I make a point of saying that out loud (or in this case, writing it down) every now and then because it's taboo but shouldn't be. Not wanting to be a mother does not make me lazy. It just means that I realize how much work it is, and would rather be productive in other ways. Many of my friends are parents. I respect the hell out of them for it. But parenthood just isn't for me.
No doubt some people saw the title of this blog post and chose not to read it. You're not supposed to tell people that you don't want to have kids. And this is especially true if you're a woman.
Usually, two things happen when I mention that I don't want to have kids: People assume that I hate children, and then they tell me that I'll eventually change my mind. (Would you really want someone who hates children to change her mind? Just sayin'.)
I don't hate children. Please. I used to work at a vocational preschool. And since August, I've been babysitting two girls, ages four and seven, three times per week. While the job sometimes makes me feel like some kind of premature soccer mom, I do love the girls. And because I realize that they are the future, I make a point of treating them with respect. This is a concept that seems to be lost on a lot of people.
As for the people who tell me that I'm just too young to understand that I'll eventually want children, well. That's offensive. For one thing, I may very well change my mind. Life happens. But I'm 22. While I'm young, I am of child-bearing age. Who are you to tell me that I don't know my own mind?
It's especially fun for me to pin this argument up against the backdrop of my grandmother's wish for me to find a man, marry, and reproduce, ASAP. If I'm old enough to do that, then I'm old enough to decide not to.
And really, this is something that I've thought about all my life. My mom told me recently that she saw signs of my feminism very early on. She noticed that when I was a kid, I had a fascination with women who worked outside of the home, likely because she herself did not. I was in the first grade when I realized that many of my friends' mothers did things a lot differently than my mom. I also have an aunt who lives in the Yukon. She never married and doesn't have kids. And she has always been one of my favorite people on Earth. My mom assumed (accurately) that it was because her reality was vastly different from anyone else's.

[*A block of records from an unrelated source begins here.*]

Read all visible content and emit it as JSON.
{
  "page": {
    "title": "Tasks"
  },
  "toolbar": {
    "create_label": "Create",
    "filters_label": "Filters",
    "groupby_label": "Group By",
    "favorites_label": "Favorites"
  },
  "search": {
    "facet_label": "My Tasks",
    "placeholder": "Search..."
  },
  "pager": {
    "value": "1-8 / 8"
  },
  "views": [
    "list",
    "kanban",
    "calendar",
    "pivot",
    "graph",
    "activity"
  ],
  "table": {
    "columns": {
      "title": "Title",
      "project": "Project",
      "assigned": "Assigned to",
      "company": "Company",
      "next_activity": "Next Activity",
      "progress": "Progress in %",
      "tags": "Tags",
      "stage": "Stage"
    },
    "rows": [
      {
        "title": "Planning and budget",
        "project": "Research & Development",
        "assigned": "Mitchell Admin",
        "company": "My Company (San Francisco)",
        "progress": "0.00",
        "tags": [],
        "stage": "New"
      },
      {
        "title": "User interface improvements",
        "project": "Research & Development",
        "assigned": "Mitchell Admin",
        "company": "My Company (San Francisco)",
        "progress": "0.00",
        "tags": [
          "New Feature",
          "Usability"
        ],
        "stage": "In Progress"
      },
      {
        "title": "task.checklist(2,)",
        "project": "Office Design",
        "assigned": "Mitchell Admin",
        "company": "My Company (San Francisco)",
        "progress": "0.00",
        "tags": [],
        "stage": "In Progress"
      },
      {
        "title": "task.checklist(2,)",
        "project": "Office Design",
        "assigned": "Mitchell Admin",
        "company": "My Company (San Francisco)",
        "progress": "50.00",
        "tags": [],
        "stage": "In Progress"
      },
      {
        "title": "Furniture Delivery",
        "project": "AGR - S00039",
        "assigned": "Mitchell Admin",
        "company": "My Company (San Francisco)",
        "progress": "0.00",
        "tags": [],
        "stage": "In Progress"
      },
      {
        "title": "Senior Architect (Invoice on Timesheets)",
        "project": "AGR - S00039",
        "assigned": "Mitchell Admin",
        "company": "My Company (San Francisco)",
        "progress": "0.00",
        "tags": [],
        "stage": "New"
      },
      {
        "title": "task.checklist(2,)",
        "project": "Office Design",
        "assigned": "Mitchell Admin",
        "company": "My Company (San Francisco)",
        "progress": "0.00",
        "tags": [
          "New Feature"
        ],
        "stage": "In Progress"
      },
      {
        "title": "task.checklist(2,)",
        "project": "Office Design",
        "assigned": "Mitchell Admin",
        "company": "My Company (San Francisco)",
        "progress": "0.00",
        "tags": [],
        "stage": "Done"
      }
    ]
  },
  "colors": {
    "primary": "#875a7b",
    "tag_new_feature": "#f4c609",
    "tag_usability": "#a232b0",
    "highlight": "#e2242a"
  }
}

The unfortunate thing about Kerrie (aforementioned aunt) is that her parents and siblings (all of whom did the whole get married & have kids thing) treat her as if she's some kind of overgrown child who just refused to grow up. Respect others' choices. Kerrie can do a lot of things that they can't, because she lives by herself in a very cold, remote place. You have to be really freaking strong and independent to pull that off.
I want to be strong and independent too, and am still figuring out what that means for me. I doubt I'll ever move to the Yukon--super low temperatures aren't really my thing. Nobody's shaking their finger at me for saying that. So I don't see how it's so unacceptable for me to say that I don't want to have kids.